How do you connect intake to prioritization?
Intake and prioritization connect through a shared scoring model: the criteria you collect on the intake form are the same criteria you score in prioritization, so a request flows from submission to ranking without being re-evaluated from scratch. Intake produces the comparable list, and prioritization orders that list against capacity. Keeping the two stages aligned on one set of criteria is what turns a pile of requests into a defensible, funded portfolio.
In practice, the assess stage of intake and the scoring stage of prioritization are the same conversation viewed from two angles. Intake asks "is this worth considering?" Prioritization asks "given everything else, where does this rank and can we staff it?" When both lean on the same definitions of value, cost, and strategic fit, the handoff is seamless and nobody argues about whether a project that passed intake should suddenly be re-litigated.
Who owns the project intake process?
The project management office usually owns the intake process, running the form, screening requests, and convening the decision forum, while the authority to approve sits with a named owner or a portfolio governance board depending on the size of the request.
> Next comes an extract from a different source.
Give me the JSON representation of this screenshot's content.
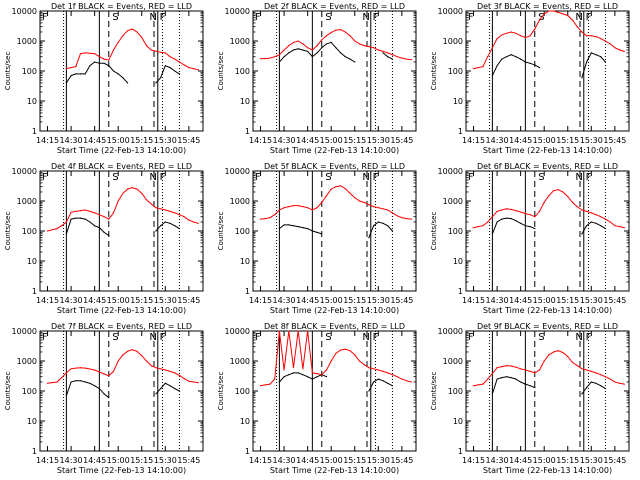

Ownership matters because an intake process without a clear owner drifts back into informal channels within months. Someone has to guard the front door.
That ownership is one of the core responsibilities of a project management office. The PMO does not necessarily make every funding decision, but it owns the process that makes those decisions consistent, recorded, and visible. Where the decision rights actually sit, and how often the decision forum meets, is a governance design question covered in project portfolio governance.
Project intake process best practices
A few habits separate an intake process people respect from one they route around.
Use one channel, with no exceptions for senior people. The fastest way to kill an intake process is to let one executive skip it. The moment that happens, everyone else learns the front door is optional.
Keep the form lean. A twenty-field form gets abandoned or filled in with guesses. Capture only what changes a decision, and gather detail later for requests that survive screening.
Score against agreed criteria, not gut feel. Write down what "high value" and "high risk" mean before requests start arriving, so assessment is consistent regardless of who runs it that week.
Always close the loop. Tell requesters what happened and why, including the no answers. People accept a transparent decline far better than silence, and transparency is what keeps them using the process next time.
Review the process itself. Once a quarter, look at how many requests came in, how many were approved, and how long intake took. If approvals are near one hundred percent, the gate is not screening anything. If the process takes weeks, people will go around it.
Why a project intake process matters
Without intake, a portfolio fills with work nobody consciously chose. Teams end up overcommitted, the most strategic initiatives compete for attention with pet projects, and leadership has no clean list to prioritize because the list was never controlled. A real intake process fixes the problem at the source: it makes the act of starting work a deliberate, visible, accountable decision rather than an accident of who asked.
It also pays off downstream. Clean intake feeds clean prioritization, which feeds honest capacity planning and trustworthy reporting. The discipline you install at the front door shows up everywhere later. Get intake right and the rest of the portfolio operating model has something solid to stand on. Skip it, and every later stage inherits the chaos you refused to filter.